Realizou-se a palpação para avaliar se havia torção uterina, constatando-se ausência; procedeu-se a redução da mucosa prolapsada para a cavidade. Com fio de nylon 1, realizou-se a redução de bordas com utilização do padrão de sutura Wolf captonado; após 35 minutos do início do protocolo anestésico a porca iniciou recuperação anestésica. A matriz ficou separada dos leitões por aproximadamente 3 horas, até a recuperação completa da propriocepção evitando assim possível pisoteio dos leitões. Foi utilizado anti-inflamatório dexametasona, a dose utilizada foi de 1,0 mg para cada 10 kg/ peso vivo (PV), via intramuscular (IM).

 

Figura 1 – Porca com prolapso vaginal. Fonte: (KEMPER, 2022).

 

No pós-operatório, devido à dificuldade de manejo, e os animais ficarem em baias soltas, e não em baias de gaiolas onde facilitaria o curativo, como método de evitar infecção no local da cirurgia, a limpeza da baia era feita mais constante e o animal foi acompanhado de perto pelos cuidadores para monitorar possível desenvolvimento de miíase, sendo este o método de profilaxia adotado, devido a circunstância que a propriedade apresentava. O edema local cessou completamente no quinto dia pós cirúrgico. A porca não teve queda da produção de leite e os leitões não apresentaram diarreia, sendo os mesmos desmamados com 27 dias, com média de 6 kg por animal, e após 3 dias do desmame, foi feito o abate do animal para consumo.

 

Resultados e discussão

 

O paciente apresentava um prolapso vaginal, o qual consiste na projeção da parede da vagina para o exterior pela rima vulvar; sua etiologia se dá por diversas causas, como relaxamento do sistema de fixação da vagina, aumento da pressão intra-abdominal, defeitos anatômicos, problemas hormonais, principalmente aumento de estrógeno, obesidade, inflamação na região vulvar e predisposição hereditária (MONGELLI et al., 2022).

Os veterinários que trabalham a campo a cada dia se deparam com novos desafios e com isso, faz desses desafios a força para exercer a profissão e salvar seus pacientes.
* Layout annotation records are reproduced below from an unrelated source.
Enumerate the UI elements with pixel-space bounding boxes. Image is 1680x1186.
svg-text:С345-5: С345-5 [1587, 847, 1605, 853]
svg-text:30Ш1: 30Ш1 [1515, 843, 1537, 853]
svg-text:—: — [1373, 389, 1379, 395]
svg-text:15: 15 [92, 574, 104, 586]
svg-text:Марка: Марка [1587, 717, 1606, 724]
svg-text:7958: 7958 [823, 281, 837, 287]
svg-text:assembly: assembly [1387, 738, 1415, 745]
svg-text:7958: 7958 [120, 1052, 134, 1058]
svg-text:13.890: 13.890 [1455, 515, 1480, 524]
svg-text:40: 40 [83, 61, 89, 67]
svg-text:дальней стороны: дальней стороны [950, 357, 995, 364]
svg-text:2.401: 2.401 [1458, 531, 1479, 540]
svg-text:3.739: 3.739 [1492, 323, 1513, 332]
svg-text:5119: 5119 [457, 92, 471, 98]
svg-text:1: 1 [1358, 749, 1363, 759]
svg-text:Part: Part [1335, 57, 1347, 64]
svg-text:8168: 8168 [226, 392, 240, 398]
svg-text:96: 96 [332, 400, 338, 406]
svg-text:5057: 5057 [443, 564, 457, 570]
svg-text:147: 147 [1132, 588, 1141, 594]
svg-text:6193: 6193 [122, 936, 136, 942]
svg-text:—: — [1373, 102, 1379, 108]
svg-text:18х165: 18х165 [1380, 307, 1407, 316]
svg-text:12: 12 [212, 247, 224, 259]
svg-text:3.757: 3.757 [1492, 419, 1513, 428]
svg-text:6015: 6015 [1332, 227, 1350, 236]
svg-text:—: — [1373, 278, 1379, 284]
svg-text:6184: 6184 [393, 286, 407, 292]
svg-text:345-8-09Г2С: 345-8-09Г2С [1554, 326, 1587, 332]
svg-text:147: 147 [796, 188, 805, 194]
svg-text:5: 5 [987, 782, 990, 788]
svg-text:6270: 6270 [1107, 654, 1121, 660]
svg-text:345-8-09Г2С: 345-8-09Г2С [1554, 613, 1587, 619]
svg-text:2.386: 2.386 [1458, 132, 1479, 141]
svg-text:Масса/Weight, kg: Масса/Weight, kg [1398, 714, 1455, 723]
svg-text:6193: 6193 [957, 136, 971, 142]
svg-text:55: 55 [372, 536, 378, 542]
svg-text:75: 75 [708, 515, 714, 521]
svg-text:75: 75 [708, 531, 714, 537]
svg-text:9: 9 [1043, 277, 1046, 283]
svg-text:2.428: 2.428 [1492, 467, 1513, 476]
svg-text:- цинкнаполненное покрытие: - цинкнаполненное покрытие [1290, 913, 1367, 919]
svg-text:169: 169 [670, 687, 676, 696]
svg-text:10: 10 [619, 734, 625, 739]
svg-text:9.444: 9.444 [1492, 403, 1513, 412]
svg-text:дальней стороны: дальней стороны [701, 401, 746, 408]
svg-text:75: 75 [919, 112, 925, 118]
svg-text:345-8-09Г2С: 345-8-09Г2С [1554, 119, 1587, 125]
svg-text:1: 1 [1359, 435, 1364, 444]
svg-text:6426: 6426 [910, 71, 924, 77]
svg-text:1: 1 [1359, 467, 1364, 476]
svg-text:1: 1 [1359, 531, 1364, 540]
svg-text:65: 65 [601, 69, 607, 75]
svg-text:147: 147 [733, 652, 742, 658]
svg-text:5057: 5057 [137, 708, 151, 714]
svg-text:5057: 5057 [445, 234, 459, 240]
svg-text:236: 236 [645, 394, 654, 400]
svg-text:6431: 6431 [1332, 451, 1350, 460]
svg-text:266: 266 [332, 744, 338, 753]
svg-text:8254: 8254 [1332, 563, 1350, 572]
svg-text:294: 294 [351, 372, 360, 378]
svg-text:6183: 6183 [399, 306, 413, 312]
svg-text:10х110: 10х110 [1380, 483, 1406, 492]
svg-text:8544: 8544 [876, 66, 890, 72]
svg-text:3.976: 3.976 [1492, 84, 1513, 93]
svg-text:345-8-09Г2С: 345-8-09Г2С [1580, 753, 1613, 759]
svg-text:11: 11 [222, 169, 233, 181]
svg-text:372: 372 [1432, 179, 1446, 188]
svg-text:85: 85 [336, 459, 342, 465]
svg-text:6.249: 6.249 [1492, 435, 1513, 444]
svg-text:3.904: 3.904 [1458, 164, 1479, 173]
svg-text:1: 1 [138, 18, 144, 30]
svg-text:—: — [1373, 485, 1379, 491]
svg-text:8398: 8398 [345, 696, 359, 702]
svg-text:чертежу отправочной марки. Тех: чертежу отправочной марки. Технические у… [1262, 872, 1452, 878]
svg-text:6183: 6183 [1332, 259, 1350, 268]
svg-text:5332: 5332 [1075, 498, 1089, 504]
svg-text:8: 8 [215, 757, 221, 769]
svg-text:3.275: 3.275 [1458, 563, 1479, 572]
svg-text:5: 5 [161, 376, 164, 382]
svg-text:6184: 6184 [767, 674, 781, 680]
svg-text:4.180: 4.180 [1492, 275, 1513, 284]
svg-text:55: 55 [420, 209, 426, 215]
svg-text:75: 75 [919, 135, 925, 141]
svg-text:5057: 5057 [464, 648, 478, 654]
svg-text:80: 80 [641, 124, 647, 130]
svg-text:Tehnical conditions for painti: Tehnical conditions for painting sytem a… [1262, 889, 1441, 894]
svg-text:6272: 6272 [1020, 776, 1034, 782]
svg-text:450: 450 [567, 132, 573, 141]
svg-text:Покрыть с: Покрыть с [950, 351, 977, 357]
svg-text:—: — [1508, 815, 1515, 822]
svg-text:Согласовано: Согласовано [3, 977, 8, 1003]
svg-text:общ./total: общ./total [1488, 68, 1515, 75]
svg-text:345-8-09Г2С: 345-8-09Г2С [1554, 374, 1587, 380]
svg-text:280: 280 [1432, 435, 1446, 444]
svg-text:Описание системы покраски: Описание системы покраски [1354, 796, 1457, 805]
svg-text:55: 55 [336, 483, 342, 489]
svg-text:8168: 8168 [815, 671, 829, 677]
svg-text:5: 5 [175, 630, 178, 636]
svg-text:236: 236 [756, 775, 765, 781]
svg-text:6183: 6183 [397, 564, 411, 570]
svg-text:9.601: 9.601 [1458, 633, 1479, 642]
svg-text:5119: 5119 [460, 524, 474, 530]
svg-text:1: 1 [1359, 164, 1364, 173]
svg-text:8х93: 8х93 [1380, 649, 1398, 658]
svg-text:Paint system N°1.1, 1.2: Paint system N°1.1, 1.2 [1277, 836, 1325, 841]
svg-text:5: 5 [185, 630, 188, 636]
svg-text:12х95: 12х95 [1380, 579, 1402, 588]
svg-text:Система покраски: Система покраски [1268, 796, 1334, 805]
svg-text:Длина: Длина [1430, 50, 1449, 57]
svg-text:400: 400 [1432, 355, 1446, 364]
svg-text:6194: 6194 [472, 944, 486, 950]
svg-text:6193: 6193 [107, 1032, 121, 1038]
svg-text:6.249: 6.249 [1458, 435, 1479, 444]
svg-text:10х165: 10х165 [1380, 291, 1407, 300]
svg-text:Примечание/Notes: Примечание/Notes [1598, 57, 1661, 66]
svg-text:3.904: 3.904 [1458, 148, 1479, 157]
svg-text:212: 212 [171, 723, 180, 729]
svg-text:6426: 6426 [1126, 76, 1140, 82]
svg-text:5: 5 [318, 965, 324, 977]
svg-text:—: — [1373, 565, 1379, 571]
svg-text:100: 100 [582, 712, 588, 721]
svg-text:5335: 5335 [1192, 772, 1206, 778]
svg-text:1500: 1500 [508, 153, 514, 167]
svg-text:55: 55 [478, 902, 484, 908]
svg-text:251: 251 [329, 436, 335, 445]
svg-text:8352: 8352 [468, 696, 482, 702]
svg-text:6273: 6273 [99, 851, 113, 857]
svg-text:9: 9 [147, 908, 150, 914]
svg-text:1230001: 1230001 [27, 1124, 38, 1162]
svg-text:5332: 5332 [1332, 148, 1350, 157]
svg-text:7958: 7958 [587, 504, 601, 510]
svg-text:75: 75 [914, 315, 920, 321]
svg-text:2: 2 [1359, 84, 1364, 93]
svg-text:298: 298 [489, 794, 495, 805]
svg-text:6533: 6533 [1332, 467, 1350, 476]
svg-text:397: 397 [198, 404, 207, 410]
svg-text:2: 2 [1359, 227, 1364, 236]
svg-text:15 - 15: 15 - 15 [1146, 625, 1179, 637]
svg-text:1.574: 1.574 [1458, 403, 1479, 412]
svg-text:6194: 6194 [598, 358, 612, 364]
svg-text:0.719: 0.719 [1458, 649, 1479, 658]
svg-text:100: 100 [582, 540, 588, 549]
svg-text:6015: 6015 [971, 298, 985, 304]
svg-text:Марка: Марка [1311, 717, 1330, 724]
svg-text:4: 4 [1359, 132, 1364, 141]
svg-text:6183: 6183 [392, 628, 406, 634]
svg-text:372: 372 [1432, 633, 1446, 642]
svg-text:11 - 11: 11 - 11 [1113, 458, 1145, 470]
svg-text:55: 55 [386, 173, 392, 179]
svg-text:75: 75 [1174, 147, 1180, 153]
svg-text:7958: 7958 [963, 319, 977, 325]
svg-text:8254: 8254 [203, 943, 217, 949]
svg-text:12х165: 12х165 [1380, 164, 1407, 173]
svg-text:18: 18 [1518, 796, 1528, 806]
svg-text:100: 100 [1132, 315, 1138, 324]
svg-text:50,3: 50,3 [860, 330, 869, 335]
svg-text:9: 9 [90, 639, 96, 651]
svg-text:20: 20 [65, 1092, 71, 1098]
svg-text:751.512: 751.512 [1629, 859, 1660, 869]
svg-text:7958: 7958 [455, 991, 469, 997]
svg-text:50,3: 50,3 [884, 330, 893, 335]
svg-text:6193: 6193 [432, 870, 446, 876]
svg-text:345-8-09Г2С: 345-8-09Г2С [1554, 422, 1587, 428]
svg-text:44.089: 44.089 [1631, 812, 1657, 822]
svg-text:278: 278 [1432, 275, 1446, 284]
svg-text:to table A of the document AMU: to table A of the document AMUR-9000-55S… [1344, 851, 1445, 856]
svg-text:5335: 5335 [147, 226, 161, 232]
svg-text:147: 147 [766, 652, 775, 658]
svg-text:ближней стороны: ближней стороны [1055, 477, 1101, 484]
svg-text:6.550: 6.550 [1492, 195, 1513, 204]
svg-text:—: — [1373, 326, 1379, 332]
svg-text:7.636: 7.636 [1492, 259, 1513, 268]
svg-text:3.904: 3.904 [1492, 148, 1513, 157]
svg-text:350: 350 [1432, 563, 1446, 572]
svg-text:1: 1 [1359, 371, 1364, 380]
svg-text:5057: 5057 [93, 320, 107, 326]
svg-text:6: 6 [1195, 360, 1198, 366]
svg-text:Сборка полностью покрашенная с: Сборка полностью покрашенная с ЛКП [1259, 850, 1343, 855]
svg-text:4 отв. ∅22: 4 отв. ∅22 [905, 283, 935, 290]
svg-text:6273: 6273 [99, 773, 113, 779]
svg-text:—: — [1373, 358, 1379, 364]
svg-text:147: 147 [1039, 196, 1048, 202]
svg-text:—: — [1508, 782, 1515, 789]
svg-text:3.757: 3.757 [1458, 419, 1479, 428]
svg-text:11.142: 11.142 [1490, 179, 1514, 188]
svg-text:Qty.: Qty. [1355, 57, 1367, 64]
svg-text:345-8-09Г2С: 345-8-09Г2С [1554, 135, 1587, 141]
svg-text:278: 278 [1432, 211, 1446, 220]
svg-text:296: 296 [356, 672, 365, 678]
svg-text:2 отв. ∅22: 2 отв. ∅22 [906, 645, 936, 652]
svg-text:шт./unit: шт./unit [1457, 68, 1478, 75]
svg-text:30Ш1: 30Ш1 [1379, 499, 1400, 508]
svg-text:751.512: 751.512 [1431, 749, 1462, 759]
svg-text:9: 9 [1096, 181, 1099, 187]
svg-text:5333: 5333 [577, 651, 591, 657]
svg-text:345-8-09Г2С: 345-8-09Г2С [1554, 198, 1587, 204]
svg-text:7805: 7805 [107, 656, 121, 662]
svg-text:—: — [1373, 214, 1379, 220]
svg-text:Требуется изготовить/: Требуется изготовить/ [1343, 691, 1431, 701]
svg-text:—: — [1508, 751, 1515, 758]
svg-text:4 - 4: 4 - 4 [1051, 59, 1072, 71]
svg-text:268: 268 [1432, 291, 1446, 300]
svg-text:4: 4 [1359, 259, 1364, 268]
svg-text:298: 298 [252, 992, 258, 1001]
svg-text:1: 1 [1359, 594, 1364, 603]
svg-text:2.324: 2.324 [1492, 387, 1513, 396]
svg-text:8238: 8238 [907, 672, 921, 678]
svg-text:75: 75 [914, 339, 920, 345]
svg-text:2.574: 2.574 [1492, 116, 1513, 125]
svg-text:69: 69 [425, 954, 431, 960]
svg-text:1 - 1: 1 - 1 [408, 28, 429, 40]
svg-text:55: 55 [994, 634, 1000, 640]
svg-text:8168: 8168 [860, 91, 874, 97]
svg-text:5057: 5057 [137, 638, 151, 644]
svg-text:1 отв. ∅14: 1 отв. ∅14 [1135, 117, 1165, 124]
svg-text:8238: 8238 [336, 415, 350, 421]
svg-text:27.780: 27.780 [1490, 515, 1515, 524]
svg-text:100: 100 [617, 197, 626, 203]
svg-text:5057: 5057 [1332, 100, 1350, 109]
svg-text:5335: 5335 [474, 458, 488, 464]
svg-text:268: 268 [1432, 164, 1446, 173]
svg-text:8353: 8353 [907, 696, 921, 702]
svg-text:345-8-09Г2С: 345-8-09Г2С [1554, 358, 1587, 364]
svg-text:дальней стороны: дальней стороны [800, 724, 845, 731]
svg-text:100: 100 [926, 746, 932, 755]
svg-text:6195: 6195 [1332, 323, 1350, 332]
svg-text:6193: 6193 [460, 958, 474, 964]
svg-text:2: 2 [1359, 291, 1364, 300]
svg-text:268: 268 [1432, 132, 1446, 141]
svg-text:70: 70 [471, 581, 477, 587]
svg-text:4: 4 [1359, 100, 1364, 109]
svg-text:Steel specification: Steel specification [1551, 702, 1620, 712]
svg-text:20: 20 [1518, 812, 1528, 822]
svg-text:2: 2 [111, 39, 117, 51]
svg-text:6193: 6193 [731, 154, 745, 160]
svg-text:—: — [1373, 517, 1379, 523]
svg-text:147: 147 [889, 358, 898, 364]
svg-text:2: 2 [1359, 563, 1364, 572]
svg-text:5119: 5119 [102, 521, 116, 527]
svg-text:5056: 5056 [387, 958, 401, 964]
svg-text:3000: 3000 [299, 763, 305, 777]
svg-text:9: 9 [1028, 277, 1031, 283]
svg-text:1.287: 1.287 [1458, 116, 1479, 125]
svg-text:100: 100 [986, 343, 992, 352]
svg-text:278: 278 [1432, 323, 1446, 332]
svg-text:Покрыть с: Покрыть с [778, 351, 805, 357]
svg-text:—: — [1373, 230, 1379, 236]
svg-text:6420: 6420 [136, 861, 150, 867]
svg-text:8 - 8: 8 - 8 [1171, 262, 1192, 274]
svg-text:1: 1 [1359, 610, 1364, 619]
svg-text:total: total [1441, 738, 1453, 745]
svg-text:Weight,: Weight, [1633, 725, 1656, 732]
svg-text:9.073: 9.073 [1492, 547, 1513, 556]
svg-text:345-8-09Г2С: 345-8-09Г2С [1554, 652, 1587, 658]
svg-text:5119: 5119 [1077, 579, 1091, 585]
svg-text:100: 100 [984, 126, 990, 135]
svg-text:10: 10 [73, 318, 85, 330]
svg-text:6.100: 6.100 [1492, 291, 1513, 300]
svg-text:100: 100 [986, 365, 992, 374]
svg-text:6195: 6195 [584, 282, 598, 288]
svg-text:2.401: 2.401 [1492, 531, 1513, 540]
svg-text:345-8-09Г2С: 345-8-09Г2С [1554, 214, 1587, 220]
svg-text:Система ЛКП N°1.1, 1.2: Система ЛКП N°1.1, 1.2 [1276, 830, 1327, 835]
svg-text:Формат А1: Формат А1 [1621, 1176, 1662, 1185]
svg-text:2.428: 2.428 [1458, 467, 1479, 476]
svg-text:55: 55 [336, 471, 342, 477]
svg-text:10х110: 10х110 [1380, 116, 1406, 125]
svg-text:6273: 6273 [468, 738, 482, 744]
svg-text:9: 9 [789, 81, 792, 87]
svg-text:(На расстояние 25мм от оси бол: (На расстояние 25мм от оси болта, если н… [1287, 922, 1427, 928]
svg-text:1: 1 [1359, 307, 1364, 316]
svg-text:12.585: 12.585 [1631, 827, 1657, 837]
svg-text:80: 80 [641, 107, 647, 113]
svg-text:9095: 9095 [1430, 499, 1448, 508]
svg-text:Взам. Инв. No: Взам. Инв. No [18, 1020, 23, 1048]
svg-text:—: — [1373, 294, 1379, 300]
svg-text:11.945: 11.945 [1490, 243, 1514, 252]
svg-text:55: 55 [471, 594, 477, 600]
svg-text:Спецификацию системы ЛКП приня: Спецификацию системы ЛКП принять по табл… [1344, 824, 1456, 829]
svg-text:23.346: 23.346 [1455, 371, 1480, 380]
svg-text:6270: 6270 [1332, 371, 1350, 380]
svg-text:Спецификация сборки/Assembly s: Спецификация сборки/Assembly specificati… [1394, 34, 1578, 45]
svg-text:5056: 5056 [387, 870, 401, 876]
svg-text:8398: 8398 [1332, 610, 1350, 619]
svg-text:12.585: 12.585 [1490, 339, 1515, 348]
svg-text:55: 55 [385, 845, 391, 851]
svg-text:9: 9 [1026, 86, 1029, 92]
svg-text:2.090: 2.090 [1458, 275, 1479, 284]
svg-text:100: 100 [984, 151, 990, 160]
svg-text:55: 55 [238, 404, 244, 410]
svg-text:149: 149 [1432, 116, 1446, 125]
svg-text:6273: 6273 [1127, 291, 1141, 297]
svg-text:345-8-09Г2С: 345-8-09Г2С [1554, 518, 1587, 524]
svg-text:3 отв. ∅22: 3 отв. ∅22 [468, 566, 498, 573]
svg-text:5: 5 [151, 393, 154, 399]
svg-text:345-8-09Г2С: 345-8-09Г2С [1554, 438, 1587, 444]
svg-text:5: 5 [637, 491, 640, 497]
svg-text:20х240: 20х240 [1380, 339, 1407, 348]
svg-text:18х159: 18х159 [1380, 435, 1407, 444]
O procedimento realizado cirúrgico foi o método de realojar novamente o prolapso para o interior da vagina; o animal estava em período lactente devido a parturição recente, sendo este fator uma grande preocupação, devido o animal ter queda na produção de leite e afetar o desenvolvimento dos leitões.

O protocolo feito para a realização do procedimento cirúrgico promoveu uma boa sedação em torno de 35 minutos, e o animal não apresentou sinais de dor durante o procedimento. A cetamina e acepromazina foram aplicados por via IM, conforme Thurmon et al. (1996), que afirmam ser a via IM a mais indicada para a imobilização e indução da anestesia em suínos.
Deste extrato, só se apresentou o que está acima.